Le programme sera déployé dans cinq régions du pays : la Région du Nord, l’Extrême-Nord, le Sud-Ouest, l’Est et la Région du Sud. Ces zones concentrent une part importante de la production agricole et forestière du pays, mais disposent encore d’un tissu industriel limité pour la transformation des matières premières.
Un levier pour attirer les investissements privés
Le PADCV repose sur un mécanisme de financement destiné à déclencher des investissements supplémentaires dans les filières ciblées. Si l’enveloppe initiale mobilisée par l’Union européenne est estimée à 15 millions d’euros, le programme prévoit un effet multiplicateur susceptible de générer jusqu’à 59 milliards de FCFA d’investissements, notamment de la part d’entreprises privées et d’institutions financières.
Dans plusieurs filières agricoles camerounaises, l’accès au financement constitue en effet l’un des principaux obstacles au développement des activités de transformation. Les micro, petites et moyennes entreprises rencontrent souvent des difficultés à mobiliser des capitaux pour moderniser leurs équipements, développer la logistique ou améliorer les capacités de stockage. L’approche adoptée par le programme vise donc à soutenir ces entreprises tout en améliorant l’environnement des affaires autour des chaînes de valeur.
Des filières à fort potentiel de transformation
Le choix des chaînes de valeur ciblées repose sur leur poids dans l’économie nationale et leur potentiel de création de valeur ajoutée. Le Cameroun fait partie des principaux producteurs africains de cacao, mais une part importante de la production est exportée sous forme de fèves brutes, avec une transformation locale encore limitée. Dans le même temps, des cultures vivrières comme le manioc, le maïs ou le riz occupent une place centrale dans l’alimentation et l’économie rurale, mais restent souvent peu structurées sur le plan industriel.
Dans la filière bois, le pays dispose d’importantes ressources forestières, mais les politiques publiques encouragent depuis plusieurs années la transformation locale du bois afin de réduire les exportations de grumes et de renforcer la valeur ajoutée sur le territoire.
Un accent sur les jeunes, les femmes et le numérique
Le programme prévoit également un appui ciblé à l’entrepreneuriat féminin et à l’insertion économique des jeunes.

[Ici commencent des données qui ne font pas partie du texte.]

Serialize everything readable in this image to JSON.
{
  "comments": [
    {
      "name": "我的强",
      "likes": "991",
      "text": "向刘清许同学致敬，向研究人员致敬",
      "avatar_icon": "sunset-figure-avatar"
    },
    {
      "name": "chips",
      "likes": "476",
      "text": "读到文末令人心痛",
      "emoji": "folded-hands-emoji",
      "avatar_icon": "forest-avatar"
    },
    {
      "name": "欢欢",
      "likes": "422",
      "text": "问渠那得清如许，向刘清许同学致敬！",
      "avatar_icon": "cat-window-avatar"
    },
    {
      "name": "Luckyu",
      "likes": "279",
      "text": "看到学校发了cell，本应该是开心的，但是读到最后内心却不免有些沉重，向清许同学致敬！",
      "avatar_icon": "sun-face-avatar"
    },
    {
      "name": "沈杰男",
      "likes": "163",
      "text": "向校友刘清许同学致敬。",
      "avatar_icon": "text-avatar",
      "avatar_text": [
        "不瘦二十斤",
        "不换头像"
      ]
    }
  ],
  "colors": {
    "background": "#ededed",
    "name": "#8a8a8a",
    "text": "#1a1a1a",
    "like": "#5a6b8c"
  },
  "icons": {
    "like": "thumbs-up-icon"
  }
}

Les résultats attendus incluent notamment la création d’emplois dans les services numériques liés aux chaînes de valeur agricoles, ainsi que l’accompagnement d’au moins une centaine de femmes dans le développement d’activités économiques.

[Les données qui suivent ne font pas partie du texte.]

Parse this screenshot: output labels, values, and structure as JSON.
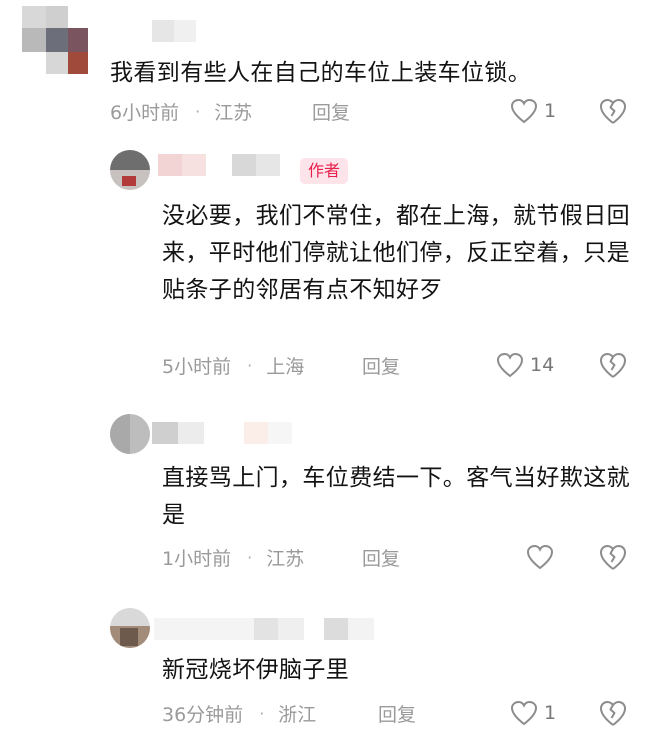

L’intégration d’outils numériques dans la gestion des chaînes de valeur qu’il s’agisse de la traçabilité des produits, de l’accès aux marchés ou de la logistique constitue également l’un des axes du programme. Un dispositif qui s’inscrit dans les politiques de transformation locale
Le PADCV intervient alors que les autorités camerounaises cherchent à renforcer la transformation locale des ressources agricoles et forestières, notamment dans le cadre des stratégies de développement industriel et agricole. L’objectif affiché consiste à augmenter la valeur ajoutée produite sur le territoire et à favoriser la création d’emplois dans les zones rurales.
Dans ce contexte, le programme financé par l’Union européenne vise à améliorer l’organisation des filières, faciliter l’accès au financement pour les entreprises et stimuler les investissements dans les activités de transformation et de services associés.